Given this, we have to – it’s kind of an ammunition. It’s kind of a weapon that we can use, but we have to do it in a gradual way, in a consistent way rather than doing a one-off. Everything disappears in 1 minute. Now we have to see how the situation evolves. But given where we are, we will continue to do it. We just are not in a rush. We are not in a rush, and we are committed fully, as we have said many times before, the upper end of our target range is 12% on CET1. We are far away from it. There is a clear conviction and clear commitment to return the excess capital over time to our shareholders.
Patricia Bueno: Thank you, Francisco. Next question, please.
Operator: The next question comes from the line of Andrea Filtri from Mediobanca. Please go ahead. Your line is now open.
Andrea Filtri: Hey, sorry. I was on mute. First question on the composition of your CET1 capital and the second on digital euro. As you pay out capital in euros, and you cannot extract capital from several of your subsidiaries, the FX composition of your CET1 skews towards hyperinflation currencies.
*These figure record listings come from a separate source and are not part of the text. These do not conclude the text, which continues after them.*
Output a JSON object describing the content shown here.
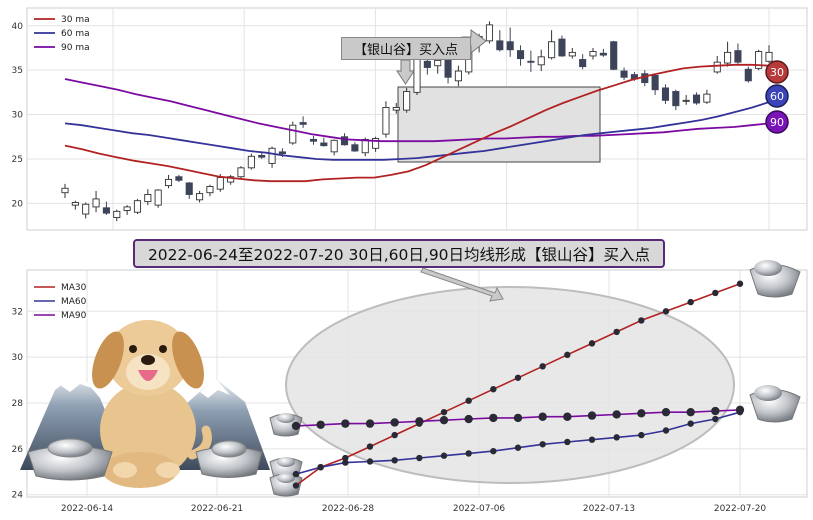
{
  "banner": "2022-06-24至2022-07-20 30日,60日,90日均线形成【银山谷】买入点",
  "callout": "【银山谷】买入点",
  "colors": {
    "ma30": "#b22222",
    "ma60": "#333399",
    "ma90": "#7a0aa0",
    "candle_down": "#3d4459"
  },
  "chart_data": [
    {
      "type": "candlestick",
      "legend": [
        "30 ma",
        "60 ma",
        "90 ma"
      ],
      "ylim": [
        17,
        42
      ],
      "yticks": [
        20,
        25,
        30,
        35,
        40
      ],
      "grid": true,
      "legend_position": "top-left",
      "badges": [
        "30",
        "60",
        "90"
      ],
      "candles": [
        {
          "o": 21.2,
          "h": 22.2,
          "l": 20.6,
          "c": 21.7
        },
        {
          "o": 19.8,
          "h": 20.3,
          "l": 19.3,
          "c": 20.1
        },
        {
          "o": 18.8,
          "h": 20.1,
          "l": 18.3,
          "c": 19.9
        },
        {
          "o": 19.6,
          "h": 21.4,
          "l": 19.0,
          "c": 20.5
        },
        {
          "o": 19.5,
          "h": 20.2,
          "l": 18.7,
          "c": 18.9
        },
        {
          "o": 18.4,
          "h": 19.3,
          "l": 18.0,
          "c": 19.1
        },
        {
          "o": 19.2,
          "h": 19.8,
          "l": 18.7,
          "c": 19.6
        },
        {
          "o": 19.0,
          "h": 20.5,
          "l": 18.8,
          "c": 20.3
        },
        {
          "o": 20.2,
          "h": 21.6,
          "l": 19.8,
          "c": 21.0
        },
        {
          "o": 19.8,
          "h": 21.6,
          "l": 19.5,
          "c": 21.5
        },
        {
          "o": 22.0,
          "h": 23.2,
          "l": 21.7,
          "c": 22.7
        },
        {
          "o": 23.0,
          "h": 23.2,
          "l": 22.4,
          "c": 22.6
        },
        {
          "o": 22.3,
          "h": 22.4,
          "l": 20.5,
          "c": 21.0
        },
        {
          "o": 20.4,
          "h": 21.4,
          "l": 20.1,
          "c": 21.1
        },
        {
          "o": 21.2,
          "h": 22.1,
          "l": 20.8,
          "c": 21.9
        },
        {
          "o": 21.6,
          "h": 23.3,
          "l": 21.3,
          "c": 22.9
        },
        {
          "o": 22.4,
          "h": 23.2,
          "l": 22.1,
          "c": 23.0
        },
        {
          "o": 23.0,
          "h": 24.2,
          "l": 22.8,
          "c": 24.0
        },
        {
          "o": 24.0,
          "h": 25.6,
          "l": 23.8,
          "c": 25.3
        },
        {
          "o": 25.4,
          "h": 25.7,
          "l": 25.0,
          "c": 25.2
        },
        {
          "o": 24.5,
          "h": 26.4,
          "l": 24.0,
          "c": 26.2
        },
        {
          "o": 25.8,
          "h": 26.2,
          "l": 25.2,
          "c": 25.6
        },
        {
          "o": 26.8,
          "h": 29.2,
          "l": 26.6,
          "c": 28.8
        },
        {
          "o": 29.1,
          "h": 29.8,
          "l": 28.5,
          "c": 28.9
        },
        {
          "o": 27.2,
          "h": 27.6,
          "l": 26.6,
          "c": 27.0
        },
        {
          "o": 26.8,
          "h": 27.4,
          "l": 26.4,
          "c": 26.5
        },
        {
          "o": 25.8,
          "h": 27.2,
          "l": 25.4,
          "c": 27.1
        },
        {
          "o": 27.5,
          "h": 27.9,
          "l": 26.5,
          "c": 26.6
        },
        {
          "o": 26.6,
          "h": 26.9,
          "l": 25.8,
          "c": 25.9
        },
        {
          "o": 25.7,
          "h": 27.4,
          "l": 25.3,
          "c": 27.2
        },
        {
          "o": 26.2,
          "h": 27.5,
          "l": 25.8,
          "c": 27.3
        },
        {
          "o": 27.8,
          "h": 31.5,
          "l": 27.4,
          "c": 30.8
        },
        {
          "o": 30.5,
          "h": 31.3,
          "l": 30.1,
          "c": 30.8
        },
        {
          "o": 30.5,
          "h": 33.0,
          "l": 30.2,
          "c": 32.6
        },
        {
          "o": 32.5,
          "h": 37.3,
          "l": 32.2,
          "c": 36.2
        },
        {
          "o": 36.0,
          "h": 37.2,
          "l": 34.5,
          "c": 35.3
        },
        {
          "o": 35.5,
          "h": 36.8,
          "l": 34.6,
          "c": 36.1
        },
        {
          "o": 36.2,
          "h": 37.4,
          "l": 33.5,
          "c": 34.2
        },
        {
          "o": 33.8,
          "h": 35.5,
          "l": 33.2,
          "c": 34.9
        },
        {
          "o": 34.8,
          "h": 38.3,
          "l": 34.5,
          "c": 38.0
        },
        {
          "o": 38.0,
          "h": 39.1,
          "l": 37.0,
          "c": 38.8
        },
        {
          "o": 38.3,
          "h": 40.5,
          "l": 38.0,
          "c": 40.1
        },
        {
          "o": 38.3,
          "h": 39.5,
          "l": 37.1,
          "c": 37.3
        },
        {
          "o": 38.2,
          "h": 39.8,
          "l": 36.5,
          "c": 37.3
        },
        {
          "o": 37.2,
          "h": 37.8,
          "l": 35.5,
          "c": 36.3
        },
        {
          "o": 36.0,
          "h": 37.2,
          "l": 34.8,
          "c": 35.9
        },
        {
          "o": 35.6,
          "h": 37.3,
          "l": 34.9,
          "c": 36.5
        },
        {
          "o": 36.4,
          "h": 39.5,
          "l": 36.2,
          "c": 38.2
        },
        {
          "o": 38.5,
          "h": 38.9,
          "l": 36.5,
          "c": 36.6
        },
        {
          "o": 36.6,
          "h": 37.5,
          "l": 36.3,
          "c": 37.0
        },
        {
          "o": 36.2,
          "h": 36.8,
          "l": 35.1,
          "c": 35.4
        },
        {
          "o": 36.6,
          "h": 37.5,
          "l": 36.2,
          "c": 37.1
        },
        {
          "o": 36.9,
          "h": 37.4,
          "l": 36.5,
          "c": 36.7
        },
        {
          "o": 38.2,
          "h": 38.3,
          "l": 35.0,
          "c": 35.1
        },
        {
          "o": 34.9,
          "h": 35.3,
          "l": 33.9,
          "c": 34.2
        },
        {
          "o": 34.5,
          "h": 34.8,
          "l": 33.8,
          "c": 34.0
        },
        {
          "o": 34.6,
          "h": 35.0,
          "l": 33.2,
          "c": 33.6
        },
        {
          "o": 34.4,
          "h": 34.6,
          "l": 32.2,
          "c": 32.8
        },
        {
          "o": 33.0,
          "h": 33.4,
          "l": 31.2,
          "c": 31.6
        },
        {
          "o": 32.6,
          "h": 32.8,
          "l": 30.5,
          "c": 31.0
        },
        {
          "o": 31.5,
          "h": 32.2,
          "l": 31.1,
          "c": 31.6
        },
        {
          "o": 32.2,
          "h": 32.5,
          "l": 31.1,
          "c": 31.3
        },
        {
          "o": 31.4,
          "h": 32.8,
          "l": 31.2,
          "c": 32.3
        },
        {
          "o": 34.8,
          "h": 36.6,
          "l": 34.6,
          "c": 35.9
        },
        {
          "o": 35.8,
          "h": 38.2,
          "l": 35.4,
          "c": 37.0
        },
        {
          "o": 37.2,
          "h": 38.0,
          "l": 35.6,
          "c": 35.9
        },
        {
          "o": 35.1,
          "h": 35.4,
          "l": 33.6,
          "c": 33.8
        },
        {
          "o": 35.2,
          "h": 37.3,
          "l": 35.0,
          "c": 37.1
        },
        {
          "o": 36.0,
          "h": 37.8,
          "l": 35.8,
          "c": 37.0
        }
      ],
      "ma30": [
        26.5,
        26.1,
        25.6,
        25.2,
        24.8,
        24.5,
        24.2,
        23.8,
        23.4,
        23.0,
        22.8,
        22.6,
        22.5,
        22.5,
        22.5,
        22.7,
        22.8,
        22.9,
        22.9,
        23.2,
        23.6,
        24.3,
        25.2,
        26.1,
        27.0,
        27.9,
        28.7,
        29.6,
        30.5,
        31.3,
        32.0,
        32.7,
        33.3,
        33.9,
        34.4,
        34.8,
        35.2,
        35.4,
        35.5,
        35.6,
        35.6,
        35.5
      ],
      "ma60": [
        29.0,
        28.8,
        28.5,
        28.2,
        27.9,
        27.7,
        27.4,
        27.1,
        26.8,
        26.5,
        26.2,
        25.9,
        25.7,
        25.4,
        25.2,
        25.0,
        24.9,
        24.9,
        24.9,
        24.9,
        25.0,
        25.1,
        25.3,
        25.5,
        25.7,
        25.9,
        26.2,
        26.5,
        26.8,
        27.1,
        27.4,
        27.7,
        27.9,
        28.1,
        28.3,
        28.5,
        28.8,
        29.1,
        29.4,
        29.8,
        30.3,
        30.8,
        31.4
      ],
      "ma90": [
        34.0,
        33.6,
        33.2,
        32.8,
        32.3,
        31.9,
        31.5,
        31.0,
        30.5,
        30.0,
        29.5,
        29.0,
        28.6,
        28.2,
        27.8,
        27.5,
        27.2,
        27.1,
        27.0,
        27.0,
        27.0,
        27.0,
        27.1,
        27.2,
        27.3,
        27.3,
        27.4,
        27.5,
        27.5,
        27.6,
        27.6,
        27.7,
        27.8,
        27.9,
        28.0,
        28.2,
        28.4,
        28.5,
        28.6,
        28.8,
        29.0
      ]
    },
    {
      "type": "line",
      "legend": [
        "MA30",
        "MA60",
        "MA90"
      ],
      "ylim": [
        23.9,
        33.8
      ],
      "yticks": [
        24,
        26,
        28,
        30,
        32
      ],
      "xticks": [
        "2022-06-14",
        "2022-06-21",
        "2022-06-28",
        "2022-07-06",
        "2022-07-13",
        "2022-07-20"
      ],
      "grid": true,
      "legend_position": "top-left",
      "series": [
        {
          "name": "MA30",
          "values": [
            24.4,
            25.2,
            25.6,
            26.1,
            26.6,
            27.1,
            27.6,
            28.1,
            28.6,
            29.1,
            29.6,
            30.1,
            30.6,
            31.1,
            31.6,
            32.0,
            32.4,
            32.8,
            33.2
          ]
        },
        {
          "name": "MA60",
          "values": [
            24.9,
            25.2,
            25.4,
            25.45,
            25.5,
            25.6,
            25.7,
            25.8,
            25.9,
            26.05,
            26.2,
            26.3,
            26.4,
            26.5,
            26.6,
            26.8,
            27.1,
            27.3,
            27.6
          ]
        },
        {
          "name": "MA90",
          "values": [
            27.0,
            27.05,
            27.1,
            27.1,
            27.15,
            27.2,
            27.25,
            27.3,
            27.35,
            27.35,
            27.4,
            27.4,
            27.45,
            27.5,
            27.55,
            27.6,
            27.6,
            27.65,
            27.7
          ]
        }
      ]
    }
  ]
}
Is there an adjustment by the supervisor of what is distributable CET1 for the FX composition of capital? And on the digital euro, what do you see as risks and opportunities of the digital euro implementation? Have you budgeted the impact to your business model? And can you share it with us? Thank you.
Onur Genc: Okay. Andrea, thank you for the questions. On the first one, we put it on purpose very clearly at the appendix of our presentation every quarter, the book values of different enterprises, different subsidiaries of BBVA, you can find it at the end. As you can see, if you cannot repatriate some of the dividends that you have in these geographies, it will be locked in the book values. As you would see also from that quarter-over-quarter, you can see the evolution. We are repatriating profits from these geographies. Turkey, the biggest one in terms of book value, again, in the appendix, you would see that it’s the highest hyperinflationary country that we have operation. We have repatriated €350 million of dividends in 2023 already.